Luigi lost business because his mobile user experience was slow and cranky while Antonio, whose site was nimble and quick, welcomed a hungry family of five. The example proves that it pays to have a mobile friendly website.
With the latest Google algorithm for search, websites that are not optimized for mobile use are getting dinged in the search rankings. A responsive website design is one way to ensure that your site is mobile friendly. Responsive design means that you have one website, not a separate desktop version and mobile version, that adjusts depending on what size of screen you are using.
Here are some other ways to capitalize on mobile-driven search:
People don’t interact with websites on their mobile devices the same way that they do a desktop. Study what users are doing on your mobile view and make it as easy as possible for them to find and use the information they need.

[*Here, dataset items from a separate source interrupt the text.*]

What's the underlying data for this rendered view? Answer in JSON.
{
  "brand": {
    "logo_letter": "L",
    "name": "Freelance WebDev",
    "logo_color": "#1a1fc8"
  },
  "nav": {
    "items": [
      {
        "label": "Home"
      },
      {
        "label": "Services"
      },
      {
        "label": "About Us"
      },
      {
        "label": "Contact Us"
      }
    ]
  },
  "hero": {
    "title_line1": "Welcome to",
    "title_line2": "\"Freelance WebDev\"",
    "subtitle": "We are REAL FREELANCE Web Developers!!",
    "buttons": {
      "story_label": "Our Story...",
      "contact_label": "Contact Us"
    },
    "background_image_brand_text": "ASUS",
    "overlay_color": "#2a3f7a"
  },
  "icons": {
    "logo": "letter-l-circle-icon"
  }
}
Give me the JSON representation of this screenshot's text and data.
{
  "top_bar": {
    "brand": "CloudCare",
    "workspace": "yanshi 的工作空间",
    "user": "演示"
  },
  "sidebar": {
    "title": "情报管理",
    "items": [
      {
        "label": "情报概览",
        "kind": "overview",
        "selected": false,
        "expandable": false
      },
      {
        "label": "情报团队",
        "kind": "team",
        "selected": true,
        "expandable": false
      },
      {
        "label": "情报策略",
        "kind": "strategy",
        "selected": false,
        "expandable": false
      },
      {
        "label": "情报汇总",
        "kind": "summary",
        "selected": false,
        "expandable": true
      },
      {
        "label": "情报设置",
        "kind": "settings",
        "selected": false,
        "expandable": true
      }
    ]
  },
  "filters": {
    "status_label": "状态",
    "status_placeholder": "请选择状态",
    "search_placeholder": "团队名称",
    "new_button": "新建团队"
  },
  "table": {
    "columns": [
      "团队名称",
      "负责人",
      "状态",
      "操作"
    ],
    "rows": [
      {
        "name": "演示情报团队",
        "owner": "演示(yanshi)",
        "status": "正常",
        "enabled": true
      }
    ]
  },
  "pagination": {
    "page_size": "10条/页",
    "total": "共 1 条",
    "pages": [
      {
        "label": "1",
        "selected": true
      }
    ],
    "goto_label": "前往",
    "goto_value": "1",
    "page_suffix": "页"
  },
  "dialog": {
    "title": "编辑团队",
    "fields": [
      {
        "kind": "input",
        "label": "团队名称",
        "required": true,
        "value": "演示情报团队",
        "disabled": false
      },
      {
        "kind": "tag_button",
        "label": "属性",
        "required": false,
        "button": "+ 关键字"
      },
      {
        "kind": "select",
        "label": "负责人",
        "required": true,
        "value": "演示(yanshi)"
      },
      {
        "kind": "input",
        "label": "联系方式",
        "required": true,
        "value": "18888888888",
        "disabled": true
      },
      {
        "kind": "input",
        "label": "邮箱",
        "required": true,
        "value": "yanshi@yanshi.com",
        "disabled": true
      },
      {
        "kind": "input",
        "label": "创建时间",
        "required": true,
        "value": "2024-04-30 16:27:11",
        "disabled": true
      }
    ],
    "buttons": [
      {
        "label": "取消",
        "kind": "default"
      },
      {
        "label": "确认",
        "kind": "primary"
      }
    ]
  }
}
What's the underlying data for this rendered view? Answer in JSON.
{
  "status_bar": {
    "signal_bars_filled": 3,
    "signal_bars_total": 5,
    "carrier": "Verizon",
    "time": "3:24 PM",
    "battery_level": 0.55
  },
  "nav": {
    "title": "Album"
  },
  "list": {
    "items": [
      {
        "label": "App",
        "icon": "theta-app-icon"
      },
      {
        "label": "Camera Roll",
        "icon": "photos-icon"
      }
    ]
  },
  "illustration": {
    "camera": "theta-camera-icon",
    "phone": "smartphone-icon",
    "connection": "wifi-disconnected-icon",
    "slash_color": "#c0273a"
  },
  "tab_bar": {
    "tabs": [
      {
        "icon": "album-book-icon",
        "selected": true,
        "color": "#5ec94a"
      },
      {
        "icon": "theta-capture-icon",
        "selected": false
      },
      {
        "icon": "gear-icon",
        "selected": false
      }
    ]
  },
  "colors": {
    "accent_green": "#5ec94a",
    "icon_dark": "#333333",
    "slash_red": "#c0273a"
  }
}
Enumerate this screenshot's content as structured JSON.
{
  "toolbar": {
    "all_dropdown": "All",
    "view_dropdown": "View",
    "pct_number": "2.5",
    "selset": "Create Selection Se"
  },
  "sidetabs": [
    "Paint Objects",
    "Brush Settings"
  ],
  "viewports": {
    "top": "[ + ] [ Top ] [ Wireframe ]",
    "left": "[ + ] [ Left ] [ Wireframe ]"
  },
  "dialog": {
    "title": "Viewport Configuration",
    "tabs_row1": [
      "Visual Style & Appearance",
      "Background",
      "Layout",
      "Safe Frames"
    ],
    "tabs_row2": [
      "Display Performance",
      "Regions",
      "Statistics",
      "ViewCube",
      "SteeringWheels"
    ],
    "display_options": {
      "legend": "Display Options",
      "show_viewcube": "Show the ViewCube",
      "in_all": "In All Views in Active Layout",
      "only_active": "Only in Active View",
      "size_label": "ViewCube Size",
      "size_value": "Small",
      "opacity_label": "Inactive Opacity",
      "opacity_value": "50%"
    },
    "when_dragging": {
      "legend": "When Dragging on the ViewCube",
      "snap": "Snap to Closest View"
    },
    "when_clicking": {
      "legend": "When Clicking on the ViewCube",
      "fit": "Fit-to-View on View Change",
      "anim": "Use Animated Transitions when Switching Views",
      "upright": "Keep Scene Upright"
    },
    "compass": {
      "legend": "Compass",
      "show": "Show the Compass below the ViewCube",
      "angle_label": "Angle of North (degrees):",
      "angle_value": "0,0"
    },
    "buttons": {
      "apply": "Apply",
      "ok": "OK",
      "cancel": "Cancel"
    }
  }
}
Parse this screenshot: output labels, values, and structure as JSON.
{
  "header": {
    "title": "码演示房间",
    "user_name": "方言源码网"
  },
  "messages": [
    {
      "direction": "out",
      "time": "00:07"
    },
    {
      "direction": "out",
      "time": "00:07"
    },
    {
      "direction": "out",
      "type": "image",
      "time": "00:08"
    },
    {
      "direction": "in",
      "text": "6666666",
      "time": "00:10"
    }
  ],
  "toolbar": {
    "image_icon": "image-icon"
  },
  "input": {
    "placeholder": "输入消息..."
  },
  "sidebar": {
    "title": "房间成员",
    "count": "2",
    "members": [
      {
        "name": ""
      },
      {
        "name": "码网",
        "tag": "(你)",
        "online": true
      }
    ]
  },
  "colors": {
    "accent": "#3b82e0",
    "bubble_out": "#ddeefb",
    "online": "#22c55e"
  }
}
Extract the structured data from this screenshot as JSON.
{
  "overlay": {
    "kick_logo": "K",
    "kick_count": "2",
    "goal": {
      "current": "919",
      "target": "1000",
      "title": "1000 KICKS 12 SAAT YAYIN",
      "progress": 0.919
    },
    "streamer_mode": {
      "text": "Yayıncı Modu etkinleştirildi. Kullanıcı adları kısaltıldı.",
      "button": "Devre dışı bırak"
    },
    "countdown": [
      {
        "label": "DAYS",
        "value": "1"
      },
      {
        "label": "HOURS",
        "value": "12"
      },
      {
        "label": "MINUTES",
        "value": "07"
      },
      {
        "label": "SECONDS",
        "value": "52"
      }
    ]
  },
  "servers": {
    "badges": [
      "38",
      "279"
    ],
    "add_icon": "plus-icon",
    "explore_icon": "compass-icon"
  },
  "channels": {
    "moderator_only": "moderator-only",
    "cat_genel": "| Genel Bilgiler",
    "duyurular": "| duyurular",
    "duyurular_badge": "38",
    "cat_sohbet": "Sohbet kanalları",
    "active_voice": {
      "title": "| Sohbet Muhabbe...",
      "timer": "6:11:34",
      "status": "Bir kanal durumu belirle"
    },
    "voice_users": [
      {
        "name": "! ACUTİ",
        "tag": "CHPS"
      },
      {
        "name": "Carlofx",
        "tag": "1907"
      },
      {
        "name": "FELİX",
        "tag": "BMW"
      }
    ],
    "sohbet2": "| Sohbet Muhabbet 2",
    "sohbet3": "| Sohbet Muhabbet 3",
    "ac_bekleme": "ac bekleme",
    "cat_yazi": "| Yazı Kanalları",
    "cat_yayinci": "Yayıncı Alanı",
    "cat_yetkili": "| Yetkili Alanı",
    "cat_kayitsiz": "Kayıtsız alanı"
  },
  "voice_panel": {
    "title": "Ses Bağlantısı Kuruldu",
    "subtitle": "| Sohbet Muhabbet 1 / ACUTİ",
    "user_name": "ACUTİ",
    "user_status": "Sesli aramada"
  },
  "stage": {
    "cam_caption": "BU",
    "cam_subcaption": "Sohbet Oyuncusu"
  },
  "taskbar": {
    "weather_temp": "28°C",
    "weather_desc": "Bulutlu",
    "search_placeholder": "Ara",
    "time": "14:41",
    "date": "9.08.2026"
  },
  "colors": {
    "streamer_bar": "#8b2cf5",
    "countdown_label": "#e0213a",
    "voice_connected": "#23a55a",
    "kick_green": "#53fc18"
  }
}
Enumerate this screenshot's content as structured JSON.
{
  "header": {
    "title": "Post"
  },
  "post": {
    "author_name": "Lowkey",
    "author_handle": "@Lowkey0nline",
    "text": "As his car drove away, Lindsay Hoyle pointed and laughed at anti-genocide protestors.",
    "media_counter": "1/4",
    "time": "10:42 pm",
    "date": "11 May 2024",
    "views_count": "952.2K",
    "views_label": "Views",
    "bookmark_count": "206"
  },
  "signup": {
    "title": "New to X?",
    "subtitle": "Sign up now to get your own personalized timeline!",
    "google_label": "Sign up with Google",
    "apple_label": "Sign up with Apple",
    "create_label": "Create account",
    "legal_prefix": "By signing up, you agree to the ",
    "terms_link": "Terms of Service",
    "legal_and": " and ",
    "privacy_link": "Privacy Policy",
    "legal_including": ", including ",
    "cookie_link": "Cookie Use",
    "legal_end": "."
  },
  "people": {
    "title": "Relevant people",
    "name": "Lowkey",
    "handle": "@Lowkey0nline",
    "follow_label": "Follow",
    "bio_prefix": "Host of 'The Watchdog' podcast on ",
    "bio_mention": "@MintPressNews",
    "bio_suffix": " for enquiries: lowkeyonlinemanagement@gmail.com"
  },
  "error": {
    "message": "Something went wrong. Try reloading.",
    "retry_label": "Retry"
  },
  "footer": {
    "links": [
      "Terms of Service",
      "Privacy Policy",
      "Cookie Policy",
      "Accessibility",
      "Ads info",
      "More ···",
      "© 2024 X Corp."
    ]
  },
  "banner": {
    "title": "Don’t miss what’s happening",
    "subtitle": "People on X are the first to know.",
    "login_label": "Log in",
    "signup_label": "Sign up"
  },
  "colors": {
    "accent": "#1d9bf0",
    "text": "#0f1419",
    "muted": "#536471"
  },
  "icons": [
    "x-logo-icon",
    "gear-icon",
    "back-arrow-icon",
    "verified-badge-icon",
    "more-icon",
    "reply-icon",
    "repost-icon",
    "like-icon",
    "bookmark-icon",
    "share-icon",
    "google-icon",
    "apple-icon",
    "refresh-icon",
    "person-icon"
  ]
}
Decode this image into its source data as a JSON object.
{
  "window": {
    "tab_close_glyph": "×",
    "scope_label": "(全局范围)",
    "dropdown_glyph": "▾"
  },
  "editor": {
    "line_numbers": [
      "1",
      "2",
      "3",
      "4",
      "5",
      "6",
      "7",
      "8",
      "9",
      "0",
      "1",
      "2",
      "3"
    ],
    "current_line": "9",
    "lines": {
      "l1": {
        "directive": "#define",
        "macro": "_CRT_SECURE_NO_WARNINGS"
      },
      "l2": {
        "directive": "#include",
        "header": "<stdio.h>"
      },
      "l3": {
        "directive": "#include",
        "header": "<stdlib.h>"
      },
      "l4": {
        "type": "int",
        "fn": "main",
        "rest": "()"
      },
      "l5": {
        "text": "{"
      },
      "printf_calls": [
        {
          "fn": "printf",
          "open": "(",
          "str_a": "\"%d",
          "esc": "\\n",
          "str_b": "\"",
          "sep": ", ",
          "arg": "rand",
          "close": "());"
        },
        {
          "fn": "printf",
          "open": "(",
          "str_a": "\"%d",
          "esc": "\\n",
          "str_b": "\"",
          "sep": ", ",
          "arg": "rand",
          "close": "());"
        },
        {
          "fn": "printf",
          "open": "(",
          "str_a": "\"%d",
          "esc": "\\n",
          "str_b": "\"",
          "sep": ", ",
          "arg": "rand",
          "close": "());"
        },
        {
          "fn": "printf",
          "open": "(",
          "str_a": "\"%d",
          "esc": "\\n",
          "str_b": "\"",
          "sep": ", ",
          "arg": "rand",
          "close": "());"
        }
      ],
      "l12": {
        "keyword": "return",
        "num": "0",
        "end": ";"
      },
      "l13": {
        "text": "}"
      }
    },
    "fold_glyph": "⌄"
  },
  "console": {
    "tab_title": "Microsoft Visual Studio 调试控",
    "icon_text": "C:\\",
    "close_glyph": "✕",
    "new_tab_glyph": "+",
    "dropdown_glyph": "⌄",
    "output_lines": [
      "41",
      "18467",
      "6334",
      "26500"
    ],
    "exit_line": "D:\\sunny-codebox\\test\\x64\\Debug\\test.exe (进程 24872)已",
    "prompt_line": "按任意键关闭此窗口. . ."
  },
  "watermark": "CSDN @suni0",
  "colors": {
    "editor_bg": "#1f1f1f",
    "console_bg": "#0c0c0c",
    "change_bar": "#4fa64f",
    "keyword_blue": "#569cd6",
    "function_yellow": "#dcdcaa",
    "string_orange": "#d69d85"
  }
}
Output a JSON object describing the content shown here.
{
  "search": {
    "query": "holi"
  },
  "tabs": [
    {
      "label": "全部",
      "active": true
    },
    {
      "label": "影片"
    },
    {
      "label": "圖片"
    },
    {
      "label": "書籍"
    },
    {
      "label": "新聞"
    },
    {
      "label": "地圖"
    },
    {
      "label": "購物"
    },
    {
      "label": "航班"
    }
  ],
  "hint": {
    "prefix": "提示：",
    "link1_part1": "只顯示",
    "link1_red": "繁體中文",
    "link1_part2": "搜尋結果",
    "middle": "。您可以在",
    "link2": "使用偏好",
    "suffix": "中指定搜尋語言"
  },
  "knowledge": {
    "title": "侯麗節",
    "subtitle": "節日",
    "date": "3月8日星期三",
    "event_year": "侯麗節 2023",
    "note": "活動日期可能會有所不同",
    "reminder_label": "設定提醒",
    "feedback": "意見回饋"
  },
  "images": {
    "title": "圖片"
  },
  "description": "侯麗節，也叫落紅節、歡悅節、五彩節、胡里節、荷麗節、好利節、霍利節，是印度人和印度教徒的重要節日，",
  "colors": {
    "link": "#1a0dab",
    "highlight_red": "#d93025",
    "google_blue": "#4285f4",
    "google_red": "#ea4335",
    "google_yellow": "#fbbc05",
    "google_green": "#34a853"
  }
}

Don’t try to squash everything onto the small screen. Instead, make your mobile view a slimmed-down version of your desktop view, and include big chunky action buttons, surrounded by white space, so users aren’t sent off track by their fat fingers.
It takes a lot of forethought to make a mobile view work well. The design has to be visually clean, easy to read and simple to navigate. Make sure that your mobile view works on all sorts of devices and that it loads quickly and easily.